Matsu and Valdemar appeared not to notice as they took a pair of seats at one end of what looked to him to be one of the bars in the place. No server came near to take their orders until Matsu slammed her fist on the bar and yelled.

A man almost ran over to them and Matsu ordered for them and the place slowly resumed it's former boisterousness.

"Where did you learn to shoot so well with a bow?" Matsu asked Valdemar.

He looked at her, "It depends on what you believe that I truly am."

He smiled, "I could tell you that as a barbarian, it is the first thing that our mothers press into our little hands as we suckle at their breasts."

He looked over and saw her doubtful smirk.

He smiled. "No, hmm? Well then I could tell you that I picked it up while I was running with a pack of other criminal children, robbing the coaches and carriages of the wealthy."

He looked again and saw her smile as she shook her head.

"What if I were to say that I was taught by another lord, an old one who said that I would need to know one day when I was a boy?"

Matsu reached over and patted his bicep lightly, "Save your secrets then. I will not believe it either when you tell me that you grew these arms because a whore grew confused one night and blew when she meant to suck."

He stared at her for a moment and then they both burst into laughter.

As they sat trying to talk and beginning to enjoy themselves, some of the stares turned into comments from several patrons who'd been drinking for a time. Matsu said nothing unless the remarks grew to be too crude, but sometimes even her hot glare didn't cause them to stop since she spent hardly any time in the place these days and many of the men didn't know her.

"Who let the horse in?" one guardsman asked.

Valdemar looked over at Matsu, who shrugged, "That is Taro, the son of Oda-san - a bully who is even more stupid than his father."

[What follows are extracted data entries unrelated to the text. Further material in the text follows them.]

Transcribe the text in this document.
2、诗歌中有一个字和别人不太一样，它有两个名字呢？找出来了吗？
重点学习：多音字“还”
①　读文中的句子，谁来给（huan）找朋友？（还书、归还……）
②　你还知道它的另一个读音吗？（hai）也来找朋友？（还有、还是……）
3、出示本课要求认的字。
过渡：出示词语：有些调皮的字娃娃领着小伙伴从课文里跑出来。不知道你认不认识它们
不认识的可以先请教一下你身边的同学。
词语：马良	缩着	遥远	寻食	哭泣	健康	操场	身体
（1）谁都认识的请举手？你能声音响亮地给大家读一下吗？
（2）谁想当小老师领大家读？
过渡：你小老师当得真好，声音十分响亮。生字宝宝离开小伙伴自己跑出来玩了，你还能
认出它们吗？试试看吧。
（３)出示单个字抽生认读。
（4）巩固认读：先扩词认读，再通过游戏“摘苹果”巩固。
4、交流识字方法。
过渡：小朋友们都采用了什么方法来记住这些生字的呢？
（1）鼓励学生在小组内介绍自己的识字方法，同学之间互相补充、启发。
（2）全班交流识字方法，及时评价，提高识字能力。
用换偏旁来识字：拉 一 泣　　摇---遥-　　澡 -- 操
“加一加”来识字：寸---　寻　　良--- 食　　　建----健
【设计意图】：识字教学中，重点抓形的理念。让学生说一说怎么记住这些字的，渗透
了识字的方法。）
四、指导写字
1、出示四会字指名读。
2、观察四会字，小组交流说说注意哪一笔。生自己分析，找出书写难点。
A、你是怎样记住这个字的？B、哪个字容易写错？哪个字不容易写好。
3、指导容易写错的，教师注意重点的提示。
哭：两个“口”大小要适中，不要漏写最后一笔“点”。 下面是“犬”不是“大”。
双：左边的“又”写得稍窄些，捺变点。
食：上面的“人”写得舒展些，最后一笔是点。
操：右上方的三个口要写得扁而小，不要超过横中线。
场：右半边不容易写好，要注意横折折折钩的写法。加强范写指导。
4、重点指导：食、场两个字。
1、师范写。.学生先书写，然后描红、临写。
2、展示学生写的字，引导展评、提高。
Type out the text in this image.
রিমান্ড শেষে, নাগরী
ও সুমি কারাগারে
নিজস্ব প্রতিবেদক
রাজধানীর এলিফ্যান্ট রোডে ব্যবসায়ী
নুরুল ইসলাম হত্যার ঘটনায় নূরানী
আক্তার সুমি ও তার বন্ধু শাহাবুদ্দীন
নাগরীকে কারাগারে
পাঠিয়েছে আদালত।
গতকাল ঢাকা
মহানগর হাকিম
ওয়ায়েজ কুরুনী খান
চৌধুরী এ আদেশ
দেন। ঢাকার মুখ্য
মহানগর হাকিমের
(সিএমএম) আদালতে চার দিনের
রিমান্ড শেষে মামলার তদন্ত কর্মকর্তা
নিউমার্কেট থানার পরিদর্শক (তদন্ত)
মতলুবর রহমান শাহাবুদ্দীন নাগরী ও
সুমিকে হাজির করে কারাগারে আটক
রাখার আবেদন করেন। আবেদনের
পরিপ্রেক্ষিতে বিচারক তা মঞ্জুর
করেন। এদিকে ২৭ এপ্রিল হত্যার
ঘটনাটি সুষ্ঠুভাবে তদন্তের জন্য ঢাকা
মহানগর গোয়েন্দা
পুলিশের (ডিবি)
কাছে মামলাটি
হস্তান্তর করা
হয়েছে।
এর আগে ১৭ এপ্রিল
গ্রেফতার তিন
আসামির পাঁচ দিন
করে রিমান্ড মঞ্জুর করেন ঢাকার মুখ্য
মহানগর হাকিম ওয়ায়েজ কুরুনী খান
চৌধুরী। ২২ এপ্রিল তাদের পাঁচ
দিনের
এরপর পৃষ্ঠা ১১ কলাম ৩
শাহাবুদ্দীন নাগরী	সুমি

"I'm speaking to you, horse," the man said, pushing against Valdemar's shoulder just as he was raising his sake bowl to his lips. The action caused only a little to spill, since the Dane saw it coming from the corner of his eye.

"That is not a horse, Taro-san," a second man laughed, "that is a bear, as large and dim as any of them."

"The first one,"Valdemar said slowly and quietly, "he is the same class as you? As his father?"

She nodded with a sour look, "And he gives us all a reason to be proud – while he sleeps his liquor off. The second one is his friend. He is not Samurai. He is only the son of a landowner. He hopes that his service here and his loud friend's help might see him elevated to Samurai one day. That will never happen."